На это брат Главкона сказал:
— Я по крайней мере ожидаю, что это рассмотрение будет очень кстати для нашей задачи.
— Клянусь Зевсом, милый Адимант, — сказал я, — значит, не стоит бросать это рассмотрение, даже если оно окажется длинным.
— Да, не стоит.
— Так давай, не торопясь, как делают это повествователи, займемся — пусть на словах — воспитанием этих людей.
— Это необходимо сделать.
[Двоякое воспитание стражей мусическое и гимнастическое]
— Каким же будет воспитание? Впрочем, трудно найти лучше того, которое найдено с самых давнишних времен. Для тела — это гимнастическое воспитание, а для души -мусическое[52]
— Да, это так.
— И воспитание мусическое будет у нас предшествовать гимнастическому.
— Почему бы и нет?
— Говоря о мусическом воспитании, ты включаешь в пего словесность, не правда ли?
— Я — да.
[Два вида словесности: истинный и ложный. Роль мифов в воспитании стражей]
— В словесности же есть два вида: один — истинный, а другой — ложный?
— Да.
— И воспитывать надо в обоих видах, но сперва — в ложном?
— Вовсе не понимаю, о чем это ты говоришь.

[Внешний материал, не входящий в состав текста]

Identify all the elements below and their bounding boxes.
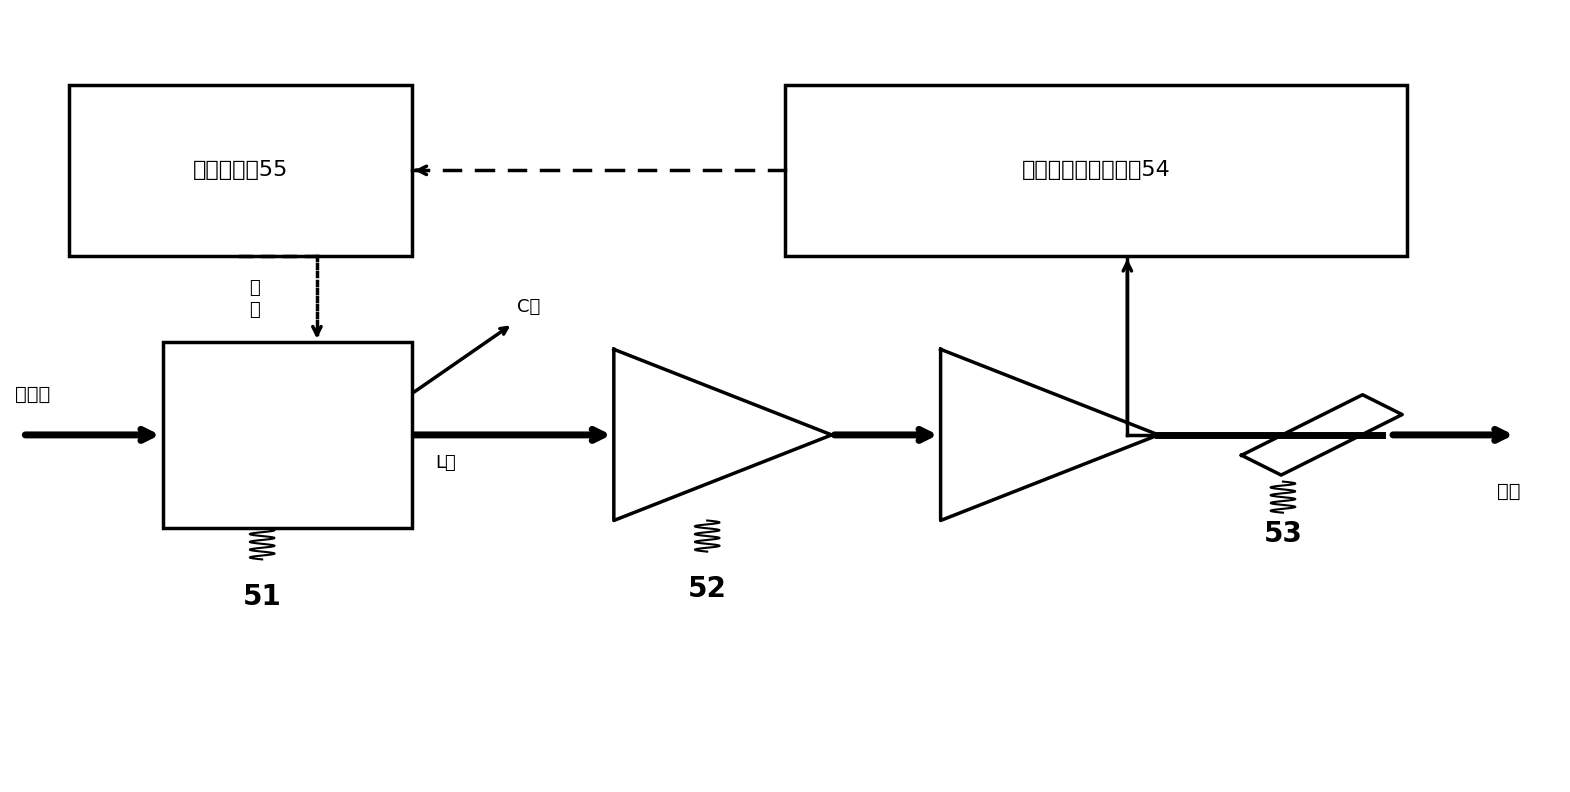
Bar <box>785 85 1407 256</box>
Bar <box>69 85 411 256</box>
Text: 输出: 输出 <box>1496 482 1520 501</box>
Text: 自参考零频探测装置54: 自参考零频探测装置54 <box>1022 160 1171 181</box>
Text: 滤波放大器55: 滤波放大器55 <box>193 160 287 181</box>
Text: 波层光: 波层光 <box>14 385 50 404</box>
Bar <box>163 341 411 528</box>
Text: 51: 51 <box>243 583 281 611</box>
Text: 53: 53 <box>1264 520 1303 549</box>
Text: C波: C波 <box>518 298 540 316</box>
Text: 要
控: 要 控 <box>250 279 261 319</box>
Text: L波: L波 <box>435 455 455 472</box>
Text: 52: 52 <box>688 575 727 603</box>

— Ты не понимаешь, что малым детям мы сперва рассказываем мифы? Это, вообще говоря, ложь, но есть них и истина. Имея дело с детьми, мы к мифам прибегаем. раньше, чем к гимнастическим упражнениям.
— Да, это так.
— Потому-то я и говорил, что сперва надо приниматься за мусическое искусство, а затем за гимнастическое.
— Правильно.
— Разве ты не знаешь, что во всяком деле самое главное — это начало, в особенности если это касается чего-то юного и нежного. Тогда всего более образуются и укореняются те черты, которые кто-либо желает там запечатлеть.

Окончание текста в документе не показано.